Sabemos por textos antiguos que los gladiadores romanos lucharon contra leones, pero hasta ahora ha faltado evidencia física.
Dea Picture Library/De Agostini a través de Getty Images
Las marcas de mordedura en la pelvis de un hombre que vivía en Gran Bretaña ocupada por romanas probablemente fueron hechas por un león en combate de gladiadores.
Los hallazgos proporcionan la primera evidencia física de que las personas lucharon contra los animales en las arenas de gladiadores en Europa, dice Tim Thompson en la Universidad de Maynooth en Irlanda.
Los espectáculos de gladiadores que involucran gatos salvajes, osos, elefantes y otros animales se describen con frecuencia en el arte y los textos romanos. Pero a pesar de esos relatos y los cientos de anfiteatros romanos excavados dispersos por el antiguo imperio, ninguno de los aproximadamente 200 presuntos esqueletos de gladiadores descubiertos hasta ahora ha mostrado claros signos de un ataque animal.
Durante un proyecto de desarrollo urbano en 2004 y 2005, los científicos excavaron los restos de aproximadamente cien personas de la época romana a las afueras de York, Reino Unido, una ciudad originalmente fundada por los romanos como Eboracum. La mayoría de las personas enterradas allí desde el siglo I al ID d. C. eran hombres jóvenes, plagados de lesiones traumáticas y a menudo decapitadas.

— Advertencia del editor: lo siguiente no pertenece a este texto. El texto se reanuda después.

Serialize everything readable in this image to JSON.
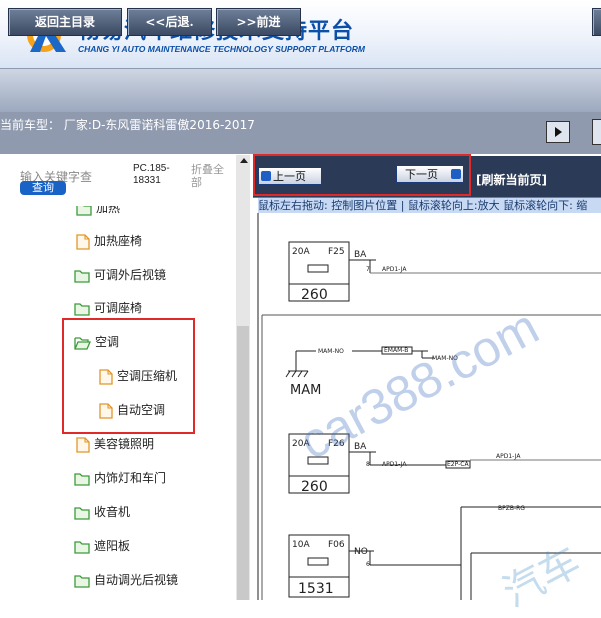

Uno de los esqueletos tenía depresiones inusuales y marcas de punción en ambas caderas, que investigadores El pensamiento podría ser evidencia de un ataque de carnívoro.
Para averiguarlo, Thompson y sus colegas realizaron escaneos en 3D en la antigua pelvis y compararon sus hallazgos con escaneos de patrones de bocado fresco en los huesos de los cadáveres de animales, en su mayoría caballos, que habían sido alimentados Leones, leopardos, guepardos y tigres en zoológicos.
Los investigadores encontraron que las 10 marcas de mordedura en los huesos del presunto gladiador coincidían estrechamente con los que Horse Bones por los leones del zoológico. Las similitudes incluían la posición de las marcas de los dientes, así como la profundidad de sus marcas en el hueso después de perforar a través del tejido blando.

Parte de la pelvis de un hombre de la era romana, con una marca de mordida hecha por un gran gato
PLoS uno
“Estamos hablando de algunos dientes bastante grandes que pasan por todas estas capas del cuerpo”, dice Thompson.
Aun así, era poco probable que la mordida fuera fatal: “sería aguijonada”, dice. Pero cuando se mata, los leones generalmente atacan la garganta.
“Lo que probablemente sucedió aquí es que el individuo fue derribado por otros medios, y luego el león lo arrastró”.